Temel ile dursun kavga eder ve mahkemelik olurlar.
Hakim Temel'e sorar: 'Bu adamı merdivenden ittin mi?'
Temel yanıtlar: 'Hayır! Sadece bir basamak ittim, diğerlerinden kendisi düştü'
Bizde holding şirketler hakkında size bir adım attıralım, diğer adımlar size ait.
Genel olarak holding, üretim ve satış gibi faaliyetlerde bulunmayan, şirketlere iştirak eden ve çoğunlukla şirketlerin büyük ortağı durumunda olan veya başka yollarla hakimiyetini elinde bulunduran şirketler olarak tanımlanır. Bununla birlikte holding şirket kurmak için herhangi bir şirket üzerinde hakimiyet tesis etmek veya iştirak etmek zorunlu da değildir.
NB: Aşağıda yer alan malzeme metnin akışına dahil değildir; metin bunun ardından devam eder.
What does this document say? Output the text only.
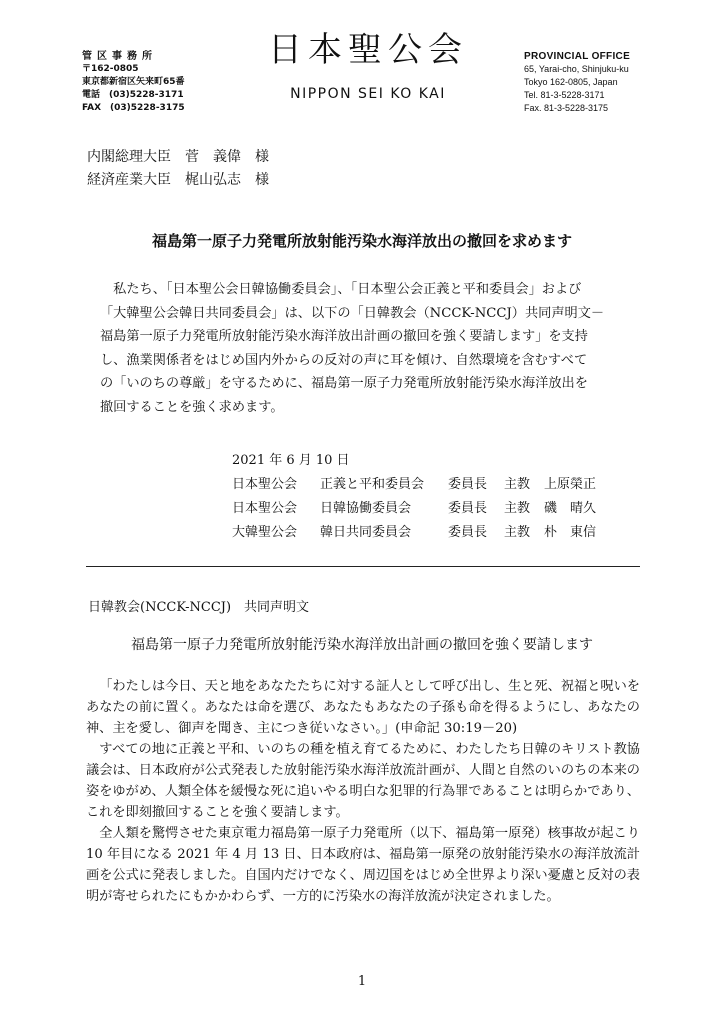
管区事務所
〒162-0805
東京都新宿区矢来町65番
電話　(03)5228-3171
FAX　(03)5228-3175
日本聖公会
NIPPON SEI KO KAI
PROVINCIAL OFFICE
65, Yarai-cho, Shinjuku-ku
Tokyo 162-0805, Japan
Tel. 81-3-5228-3171
Fax. 81-3-5228-3175
内閣総理大臣　菅　義偉　様
経済産業大臣　梶山弘志　様
福島第一原子力発電所放射能汚染水海洋放出の撤回を求めます
　私たち、「日本聖公会日韓協働委員会」、「日本聖公会正義と平和委員会」および
「大韓聖公会韓日共同委員会」は、以下の「日韓教会（NCCK-NCCJ）共同声明文－
福島第一原子力発電所放射能汚染水海洋放出計画の撤回を強く要請します」を支持
し、漁業関係者をはじめ国内外からの反対の声に耳を傾け、自然環境を含むすべて
の「いのちの尊厳」を守るために、福島第一原子力発電所放射能汚染水海洋放出を
撤回することを強く求めます。
2021 年 6 月 10 日
日本聖公会	正義と平和委員会	委員長	主教	上原榮正
日本聖公会	日韓協働委員会	委員長	主教	磯　晴久
大韓聖公会	韓日共同委員会	委員長	主教	朴　東信
日韓教会(NCCK-NCCJ)　共同声明文
福島第一原子力発電所放射能汚染水海洋放出計画の撤回を強く要請します

「わたしは今日、天と地をあなたたちに対する証人として呼び出し、生と死、祝福と呪いをあなたの前に置く。あなたは命を選び、あなたもあなたの子孫も命を得るようにし、あなたの神、主を愛し、御声を聞き、主につき従いなさい。」(申命記 30:19－20)

すべての地に正義と平和、いのちの種を植え育てるために、わたしたち日韓のキリスト教協議会は、日本政府が公式発表した放射能汚染水海洋放流計画が、人間と自然のいのちの本来の姿をゆがめ、人類全体を緩慢な死に追いやる明白な犯罪的行為罪であることは明らかであり、これを即刻撤回することを強く要請します。

全人類を驚愕させた東京電力福島第一原子力発電所（以下、福島第一原発）核事故が起こり 10 年目になる 2021 年 4 月 13 日、日本政府は、福島第一原発の放射能汚染水の海洋放流計画を公式に発表しました。自国内だけでなく、周辺国をはじめ全世界より深い憂慮と反対の表明が寄せられたにもかかわらず、一方的に汚染水の海洋放流が決定されました。

1
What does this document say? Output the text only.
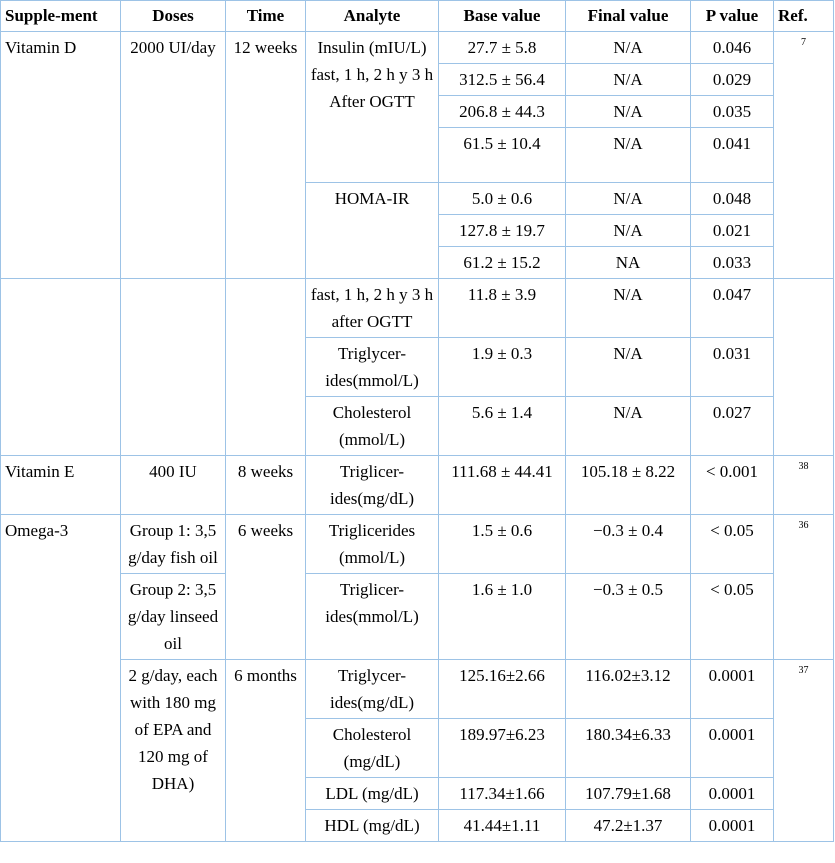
Supple-ment	Doses	Time	Analyte	Base value	Final value	P value	Ref.
Vitamin D	2000 UI/day	12 weeks	Insulin (mIU/L) fast, 1 h, 2 h y 3 h After OGTT	27.7 ± 5.8	N/A	0.046	7
				312.5 ± 56.4	N/A	0.029	
				206.8 ± 44.3	N/A	0.035	
				61.5 ± 10.4	N/A	0.041	
			HOMA-IR	5.0 ± 0.6	N/A	0.048	
				127.8 ± 19.7	N/A	0.021	
				61.2 ± 15.2	NA	0.033	
			fast, 1 h, 2 h y 3 h after OGTT	11.8 ± 3.9	N/A	0.047	
			Triglycer-ides(mmol/L)	1.9 ± 0.3	N/A	0.031	
			Cholesterol (mmol/L)	5.6 ± 1.4	N/A	0.027	
Vitamin E	400 IU	8 weeks	Triglicer-ides(mg/dL)	111.68 ± 44.41	105.18 ± 8.22	< 0.001	38
Omega-3	Group 1: 3,5 g/day fish oil	6 weeks	Triglicerides (mmol/L)	1.5 ± 0.6	−0.3 ± 0.4	< 0.05	36
	Group 2: 3,5 g/day linseed oil		Triglicer-ides(mmol/L)	1.6 ± 1.0	−0.3 ± 0.5	< 0.05	
	2 g/day, each with 180 mg of EPA and 120 mg of DHA)	6 months	Triglycer-ides(mg/dL)	125.16±2.66	116.02±3.12	0.0001	37
			Cholesterol (mg/dL)	189.97±6.23	180.34±6.33	0.0001	
			LDL (mg/dL)	117.34±1.66	107.79±1.68	0.0001	
			HDL (mg/dL)	41.44±1.11	47.2±1.37	0.0001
Holdingler farklı şekillerde sınıflandırılsa da Ülkemizde, 'şirketlere iştirak eden ve genellikle büyük ortak konumunda olan ve bir şekilde hakimiyeti elinde bulunduran', ' saf holding' şeklinde kurulmaktadırlar.
6102 sayılı Türk Ticaret Kanunu (TTK)'nda holdingler özel olarak düzenlenmemiştir. Sadece 519. Madde de '…başlıca amacı başka işletmelere katılmaktan ibaret olan holding şirketler…' olarak bahsedilerek 'saf holding' türüne atıfta bulunulmuştur.
TTK'da Holding şirketlerin türü tanımlanmamakla birlikte Gümrük ve Ticaret Bakanlığı'nın ilgili Tebliğine göre, bakanlıktan izin alınarak anonim şirket türünde kurulabilmektedirler.
Holdingler genellikle başka şirketlerin hisse senetlerinin ayni sermaye olarak konulması suretiyle kurulmaktadır. Ayni sermaye koymanın prosedürü göz önünde bulundurulduğunda, başka şirketlerin hisse senetlerine sahip olanlar önce sermaye taahhüdünde bulunmak suretiyle bir holding şirket kurmakta, daha sonra ellerindeki hisse senetlerini holdinge satarak sermaye taahhütlerini kapatmaktadırlar.
Holdingleşme neden gerekli
Teknolojinin son derece etkin kullanıldığı günümüzde üretimden satış pazarlamaya kadar bütün süreçlerin iyi yönetilebilmesi merkezi bir yönetim ile mümkün olabilmektedir. Holdingleşme ile unvan, marka, tasarım, fikri mülkiyet hakları ve patentlerin işletmeler arasında karşılıklı yararlanmaya sunulması; bilgi alışverişi ve özellikle bilgisayar programlarının kullanılması mümkün olabilmektedir.
Ayrıca, risk paylaşımı, karın aynı grup içinde kalması, güçlü finans imkanlarının yaratılması, uluslararası yayılma, güçlü rekabet ve özellikle vergisel avantajlar holdingleşmeyi cazip kılmaktadır.
Vergisel avantajların üzerinde duracak olursak;
1- İştirak edilen şirketlerin kar dağıtımı halinde, Holdinge dağıtılan kar payı üzerinden, gelir vergisi stopajı yapılmaz.. Holding şirketi bu karı gerçek kişi ortaklarına en erken bir yıl sonra dağıtabileceği için vergi bir yıl gecikme ile ödenir. Dolayısıyla vergi, grup tarafından finansman olarak bir yıl süreyle kullanılmaktadır.
2- Holdinge dağıtılan kar paylarına iştirak kazançları istisnası uygulanmaktadır.
3- Holding aktifinde yer alan bağlı şirketlere ait iştirak hisselerinin satışı halinde, bu satıştan elde edilen kazancın %75'i kurumlar vergisinden istisna edilmektedir.
4- Holdingde bağlı şirketler için doğrudan verilen hizmetlere ilişkin giderler ilgili şirketlere aktarılarak o şirketlerde gider yazılabilir.
5- Holding aktifinde 2 yıl süreyle bulundurulan iştirak hisselerinin satışı katma değer vergisinden istisnadır.
6- Holding banka ve finans kuruluşlarından temin ederek aynı şartlarla iştiraklerine kullandırdığı borçlanmalar, örtülü sermaye sayılmamaktadır.
7- Ellerindeki başka şirketlere ait hisse senetlerini holdinge ayni sermaye olarak koyan ortakların bu işlemi, hisse senetlerinin satışı mahiyetinde olduğundan bu satıştan elde edilen kazanç değer artışı kazancıdır. Ancak Gelir Vergisi Kanunu'nda hisse senetlerinin 2 yıl süre ile elde tutulmasından sonra elden çıkarılması halinde elde edilen kazanç değer artış kazancı sayılmayıp vergilendirilmemektedir.